The company's revenue also exceeded forecasts, reaching $603.5 million against a predicted $601.17 million. Following the announcement, UniFirst's stock price climbed by 6.8%.

The company's third-quarter results showed a significant improvement compared to the same period last year, with consolidated revenues increasing by 4.6%. UniFirst's operating income saw a substantial rise of 45.1%, and net income grew by an impressive 56.8% to $38.1 million from $24.3 million YoY. This growth was driven by solid performance in the Core Laundry Operations segment, which experienced a 5.3% increase in revenues to $528.5 million. However, the Specialty Garments segment faced a slight downturn, with revenues decreasing by 3.7%.

UniFirst's President and CEO, Steven Sintros, expressed satisfaction with the results, attributing the success to the company's dedicated team and their commitment to providing top-notch service. "We are pleased with the results for our third quarter, which delivered solid growth in revenues, EBITDA, and cash flows from operating activities," Sintros stated.

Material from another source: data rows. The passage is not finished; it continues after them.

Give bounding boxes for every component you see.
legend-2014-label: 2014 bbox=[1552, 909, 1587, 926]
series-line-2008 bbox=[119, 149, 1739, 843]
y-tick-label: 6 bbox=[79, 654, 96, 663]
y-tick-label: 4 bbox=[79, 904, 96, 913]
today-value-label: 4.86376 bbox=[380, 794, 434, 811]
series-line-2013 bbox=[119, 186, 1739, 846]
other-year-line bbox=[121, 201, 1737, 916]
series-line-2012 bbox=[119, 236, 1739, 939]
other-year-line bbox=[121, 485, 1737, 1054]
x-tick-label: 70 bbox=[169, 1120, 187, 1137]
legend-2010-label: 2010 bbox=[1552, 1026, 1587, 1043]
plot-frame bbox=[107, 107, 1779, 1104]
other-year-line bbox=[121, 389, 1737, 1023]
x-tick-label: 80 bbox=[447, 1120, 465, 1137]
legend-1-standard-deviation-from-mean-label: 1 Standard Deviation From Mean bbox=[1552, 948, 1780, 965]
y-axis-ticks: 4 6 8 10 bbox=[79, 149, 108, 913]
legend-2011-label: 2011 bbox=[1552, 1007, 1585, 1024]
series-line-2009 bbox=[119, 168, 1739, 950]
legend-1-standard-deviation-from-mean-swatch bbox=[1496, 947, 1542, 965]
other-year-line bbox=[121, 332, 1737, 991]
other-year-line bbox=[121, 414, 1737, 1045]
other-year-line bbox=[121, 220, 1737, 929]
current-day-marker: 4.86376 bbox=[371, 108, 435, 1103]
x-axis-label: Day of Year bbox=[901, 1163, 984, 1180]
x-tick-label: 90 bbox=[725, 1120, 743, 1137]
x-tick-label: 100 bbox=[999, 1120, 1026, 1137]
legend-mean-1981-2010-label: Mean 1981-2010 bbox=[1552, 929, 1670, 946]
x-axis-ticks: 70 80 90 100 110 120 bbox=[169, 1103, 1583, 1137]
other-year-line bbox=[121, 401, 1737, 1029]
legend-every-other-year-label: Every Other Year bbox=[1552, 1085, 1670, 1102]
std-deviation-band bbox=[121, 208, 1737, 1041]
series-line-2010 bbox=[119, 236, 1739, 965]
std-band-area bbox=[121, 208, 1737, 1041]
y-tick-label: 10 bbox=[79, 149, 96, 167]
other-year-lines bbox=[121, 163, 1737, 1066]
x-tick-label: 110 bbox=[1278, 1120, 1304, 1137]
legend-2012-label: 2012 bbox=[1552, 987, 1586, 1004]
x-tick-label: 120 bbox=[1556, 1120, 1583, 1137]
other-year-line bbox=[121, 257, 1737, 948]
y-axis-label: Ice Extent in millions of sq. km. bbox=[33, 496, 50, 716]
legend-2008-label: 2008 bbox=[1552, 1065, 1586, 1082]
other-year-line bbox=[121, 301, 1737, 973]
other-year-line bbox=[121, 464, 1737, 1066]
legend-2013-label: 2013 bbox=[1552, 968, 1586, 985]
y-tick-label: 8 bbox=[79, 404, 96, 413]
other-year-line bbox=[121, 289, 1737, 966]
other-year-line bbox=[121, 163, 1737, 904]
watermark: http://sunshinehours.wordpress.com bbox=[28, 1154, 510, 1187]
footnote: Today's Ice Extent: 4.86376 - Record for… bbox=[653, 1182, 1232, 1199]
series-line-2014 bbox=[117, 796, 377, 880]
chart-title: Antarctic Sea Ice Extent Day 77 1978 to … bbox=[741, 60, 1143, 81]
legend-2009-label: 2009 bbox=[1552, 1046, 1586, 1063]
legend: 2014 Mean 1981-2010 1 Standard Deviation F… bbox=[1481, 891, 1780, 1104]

Looking ahead, UniFirst provided guidance for the fiscal year 2024, projecting EPS to be between $7.17 and $7.49. This forecast places the midpoint slightly below the analyst consensus of $7.45. The company also anticipates revenues to range from $2.415 billion to $2.425 billion, aligning closely with the consensus estimate of $2.42 billion.

UniFirst's strong financial health is further underscored by its cash position, with cash, cash equivalents, and short-term investments totaling $125.4 million and no long-term debt outstanding as of May 25, 2024.